Minha mãe, enquanto professora, criava testes de matemática. Sim, criava obras de arte, pelo menos para os meus olhos. Arte no conteúdo e na forma. Não usava pincéis e tintas; utilizava papéis mágicos, com químicos roxos. A sua letra ficava marcada numa espécie de cera que depois servia de base para produzir as cópias. Escrevia por linhas direitas, sem qualquer suporte - somente o olhar e a mão. Imprimia números, símbolos e letras com aquela mesma caligrafia limpa, clara, redonda, divinal. Cada símbolo impresso, perfeito, quase inumano. Eu não consigo escrever três palavras em linha recta, muito menos em minúsculas e maiúsculas. Nunca consegui perceber ou copiar a sua técnica. Só agora entendo o porquê: naqueles gestos não havia técnica, somente existia arte, beleza, magia. Adorava aqueles momentos.

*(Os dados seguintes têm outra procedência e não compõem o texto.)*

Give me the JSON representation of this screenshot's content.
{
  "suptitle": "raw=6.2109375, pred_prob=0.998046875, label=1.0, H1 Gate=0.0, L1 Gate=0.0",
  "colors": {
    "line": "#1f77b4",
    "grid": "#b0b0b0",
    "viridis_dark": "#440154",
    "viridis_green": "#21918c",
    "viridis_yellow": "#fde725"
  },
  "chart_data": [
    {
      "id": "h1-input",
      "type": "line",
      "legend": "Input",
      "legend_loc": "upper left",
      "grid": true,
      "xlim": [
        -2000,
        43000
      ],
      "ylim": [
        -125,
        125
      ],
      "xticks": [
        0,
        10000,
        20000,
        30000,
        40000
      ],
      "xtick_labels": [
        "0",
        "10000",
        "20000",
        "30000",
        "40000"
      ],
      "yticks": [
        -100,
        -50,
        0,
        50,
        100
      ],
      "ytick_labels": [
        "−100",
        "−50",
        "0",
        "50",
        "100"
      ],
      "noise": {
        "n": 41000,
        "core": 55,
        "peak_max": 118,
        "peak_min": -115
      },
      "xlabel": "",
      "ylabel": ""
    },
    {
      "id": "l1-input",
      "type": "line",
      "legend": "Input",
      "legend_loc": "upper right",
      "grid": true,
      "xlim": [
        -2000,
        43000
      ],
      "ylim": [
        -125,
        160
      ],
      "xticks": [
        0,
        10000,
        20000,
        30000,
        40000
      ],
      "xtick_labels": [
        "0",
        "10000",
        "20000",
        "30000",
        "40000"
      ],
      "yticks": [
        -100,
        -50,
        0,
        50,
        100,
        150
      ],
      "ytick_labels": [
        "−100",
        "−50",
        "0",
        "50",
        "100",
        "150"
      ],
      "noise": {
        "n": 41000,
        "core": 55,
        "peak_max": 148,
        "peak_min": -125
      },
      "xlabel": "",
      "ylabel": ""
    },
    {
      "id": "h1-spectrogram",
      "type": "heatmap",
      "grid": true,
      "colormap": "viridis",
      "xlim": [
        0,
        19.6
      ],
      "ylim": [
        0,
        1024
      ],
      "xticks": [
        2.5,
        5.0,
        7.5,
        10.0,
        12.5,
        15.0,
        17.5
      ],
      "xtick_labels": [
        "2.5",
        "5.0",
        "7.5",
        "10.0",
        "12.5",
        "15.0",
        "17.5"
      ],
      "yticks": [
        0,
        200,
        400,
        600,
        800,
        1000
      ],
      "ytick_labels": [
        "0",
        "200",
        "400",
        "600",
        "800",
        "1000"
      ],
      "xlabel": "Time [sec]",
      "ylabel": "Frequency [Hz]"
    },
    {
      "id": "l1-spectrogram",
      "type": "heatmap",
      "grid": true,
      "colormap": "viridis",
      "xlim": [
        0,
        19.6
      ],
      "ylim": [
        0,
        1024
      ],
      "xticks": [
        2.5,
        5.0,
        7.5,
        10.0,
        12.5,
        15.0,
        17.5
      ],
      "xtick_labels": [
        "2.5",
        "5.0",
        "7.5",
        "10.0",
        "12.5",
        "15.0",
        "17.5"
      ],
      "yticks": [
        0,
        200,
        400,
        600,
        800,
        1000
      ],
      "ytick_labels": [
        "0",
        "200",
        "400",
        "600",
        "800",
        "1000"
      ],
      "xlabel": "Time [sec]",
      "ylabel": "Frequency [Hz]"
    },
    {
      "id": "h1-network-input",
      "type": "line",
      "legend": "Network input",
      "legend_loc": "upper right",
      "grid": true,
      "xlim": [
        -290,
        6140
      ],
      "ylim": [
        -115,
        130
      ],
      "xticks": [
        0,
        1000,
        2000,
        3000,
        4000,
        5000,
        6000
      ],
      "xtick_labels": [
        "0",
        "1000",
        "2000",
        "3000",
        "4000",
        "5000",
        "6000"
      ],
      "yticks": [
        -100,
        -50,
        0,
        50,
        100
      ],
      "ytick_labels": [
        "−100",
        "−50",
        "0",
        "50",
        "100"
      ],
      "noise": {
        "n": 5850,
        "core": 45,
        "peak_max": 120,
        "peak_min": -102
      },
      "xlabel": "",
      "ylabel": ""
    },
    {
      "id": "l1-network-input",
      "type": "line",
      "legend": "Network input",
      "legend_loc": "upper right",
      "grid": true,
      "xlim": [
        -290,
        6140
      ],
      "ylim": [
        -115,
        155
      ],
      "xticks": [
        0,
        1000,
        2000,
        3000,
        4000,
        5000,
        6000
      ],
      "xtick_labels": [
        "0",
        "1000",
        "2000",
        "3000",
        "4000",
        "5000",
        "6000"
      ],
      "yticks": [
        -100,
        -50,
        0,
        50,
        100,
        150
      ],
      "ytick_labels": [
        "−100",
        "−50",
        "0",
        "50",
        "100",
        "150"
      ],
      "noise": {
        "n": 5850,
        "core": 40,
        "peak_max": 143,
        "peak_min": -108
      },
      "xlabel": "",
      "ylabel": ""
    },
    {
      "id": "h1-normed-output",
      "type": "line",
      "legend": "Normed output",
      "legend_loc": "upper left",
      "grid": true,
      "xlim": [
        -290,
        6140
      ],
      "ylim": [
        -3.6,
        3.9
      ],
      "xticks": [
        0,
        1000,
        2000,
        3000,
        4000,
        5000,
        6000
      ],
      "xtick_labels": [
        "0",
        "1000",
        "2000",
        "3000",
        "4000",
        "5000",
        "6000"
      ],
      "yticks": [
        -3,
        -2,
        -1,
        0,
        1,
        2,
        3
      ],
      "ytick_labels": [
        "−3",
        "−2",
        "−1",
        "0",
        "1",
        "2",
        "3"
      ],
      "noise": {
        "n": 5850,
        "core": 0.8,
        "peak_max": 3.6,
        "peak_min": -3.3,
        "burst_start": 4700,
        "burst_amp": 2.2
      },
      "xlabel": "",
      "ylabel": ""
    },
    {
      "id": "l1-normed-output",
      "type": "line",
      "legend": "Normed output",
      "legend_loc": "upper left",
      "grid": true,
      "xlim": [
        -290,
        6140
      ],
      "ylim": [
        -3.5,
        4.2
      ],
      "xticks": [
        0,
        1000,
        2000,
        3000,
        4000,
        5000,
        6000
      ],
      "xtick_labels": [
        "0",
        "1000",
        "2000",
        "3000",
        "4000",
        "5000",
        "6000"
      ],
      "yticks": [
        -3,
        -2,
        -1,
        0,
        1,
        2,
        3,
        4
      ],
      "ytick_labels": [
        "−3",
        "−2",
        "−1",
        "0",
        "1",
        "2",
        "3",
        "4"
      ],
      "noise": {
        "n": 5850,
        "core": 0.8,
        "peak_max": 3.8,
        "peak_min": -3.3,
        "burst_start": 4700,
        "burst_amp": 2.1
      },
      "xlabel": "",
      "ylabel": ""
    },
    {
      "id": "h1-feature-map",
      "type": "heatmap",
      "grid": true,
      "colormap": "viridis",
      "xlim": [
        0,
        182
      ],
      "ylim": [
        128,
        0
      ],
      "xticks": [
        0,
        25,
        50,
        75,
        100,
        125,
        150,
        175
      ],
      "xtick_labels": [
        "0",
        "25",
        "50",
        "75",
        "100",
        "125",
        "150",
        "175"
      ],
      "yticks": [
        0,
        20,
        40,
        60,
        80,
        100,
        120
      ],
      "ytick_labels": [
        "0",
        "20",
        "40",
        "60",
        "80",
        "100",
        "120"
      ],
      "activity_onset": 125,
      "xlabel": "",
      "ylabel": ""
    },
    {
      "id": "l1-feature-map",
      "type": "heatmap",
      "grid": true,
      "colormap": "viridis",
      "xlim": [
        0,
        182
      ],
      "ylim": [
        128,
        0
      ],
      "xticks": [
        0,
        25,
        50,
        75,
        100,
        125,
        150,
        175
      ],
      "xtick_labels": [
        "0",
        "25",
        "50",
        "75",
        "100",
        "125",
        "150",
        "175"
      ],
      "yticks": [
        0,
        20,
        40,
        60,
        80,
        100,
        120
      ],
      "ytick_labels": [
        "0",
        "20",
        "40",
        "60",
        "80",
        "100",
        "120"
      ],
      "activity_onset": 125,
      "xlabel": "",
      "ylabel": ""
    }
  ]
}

A magia só era maior quando juntos procurávamos soluções para equações e inequações. Lembro-me dela, colocando nos lábios a ponta da haste dos óculos, enquanto nos olhávamos, procurando a solução para aquele problema - qual o truque a aplicar para avançar mais um passo, qual o factor a simplificar, qual a raiz da equação. Não mordo a haste dos óculos, nem a ponta da lapiseira (compro em metal de propósito) mas faço o mesmo fixar dum ponto distante quando preciso de pensar. Por vezes dou-me a apoiar a mão no queixo, do mesmo modo que sempre a vi fazer.
Na altura, não tinha a menor consciência da dimensão da magia que ali se produzia, só agora, olhando os meus príncipes, posso imaginar a dor, que por vezes, estaria por detrás daquele sorriso. Havia sempre um sorriso, paixão, divertimento. Tudo o resto eu não alcançava. Só agora, escrevendo direitinho neste inodoro caderno electrónico, o poderei entender.